Thankfully the explosion had been powerful enough that the rocks were not all that large, but there were a lot of them. She saw Freddie first, his body laying protectively over Conlan. She shook him gently, and then disregarding everything she knew about first aid, gripped him under his arms and hauled him towards her, cradling him. His face and hair were grey with dust, a red snake of blood slithering slowly from his hairline to his chin.
 

“Freddie? Freddie… please, don’t be dead, please, Freddie, I’m sorry. Freddie…” she begged. Movement in her peripheral vision made her lift her head. Conlan was struggling to get up, the dust rising in clouds around him, making him cough. Eleanor felt an irrational anger. What was he doing here surprising her? It should be him lying motionless, not Freddie. Then the guilt hit her. Feeling the bottomless pit of despair open up underneath her, she clung to her friend and sobbed softly, begging him to live.
 

Freddie coughed suddenly, convulsing slightly in her arms. He blinked open his eyes and smiled weakly. Eleanor felt relief wash through her.
 

“I’m sorry, Freddie. Thank you, thank you for saving Conlan again.”
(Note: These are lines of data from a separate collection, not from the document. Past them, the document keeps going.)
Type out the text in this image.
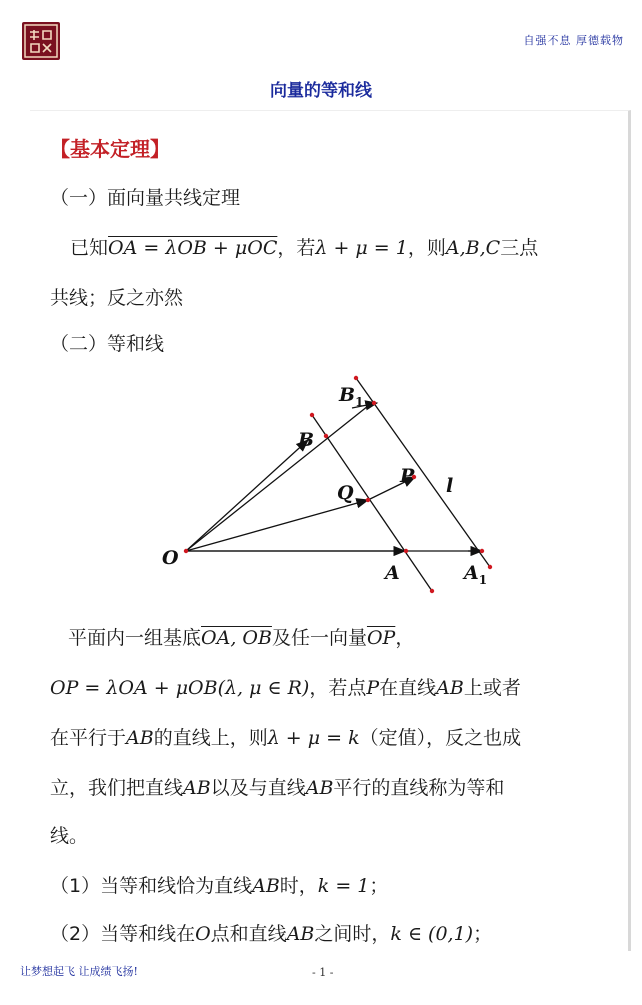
自强不息 厚德载物
向量的等和线
【基本定理】
（一）面向量共线定理
已知OA = λOB + μOC，若λ + μ = 1，则A,B,C三点
共线；反之亦然
（二）等和线
平面内一组基底OA, OB及任一向量$\overline{OP}$，
OP = λOA + μOB(λ, μ ∈ R)，若点P在直线AB上或者
在平行于AB的直线上，则λ + μ = k（定值），反之也成
立，我们把直线AB以及与直线AB平行的直线称为等和
线。
（1）当等和线恰为直线AB时，k = 1；
（2）当等和线在O点和直线AB之间时，k ∈ (0,1)；
O
A	$A_1$
B
$B_1$
Q
P l
让梦想起飞 让成绩飞扬!	- 1 -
Freddie chuckled. “We seem to be doing this as a favour for each other a lot.”

“Eleanor?” Conlan said tentatively. His anger was gone and he sounding wary, frightened even.
 

“What?” Her voice was hard, empty; not really caring what he wanted.

“Is there something you want to tell me?”

She raised her head. “Tell you? No, Conlan, I don’t want to tell you anything; however, if you have questions you want to ask me, I might decide some of them are worth answering.”

“You’re angry with me.” It was a flat statement, with no indication as to how he felt about this fact.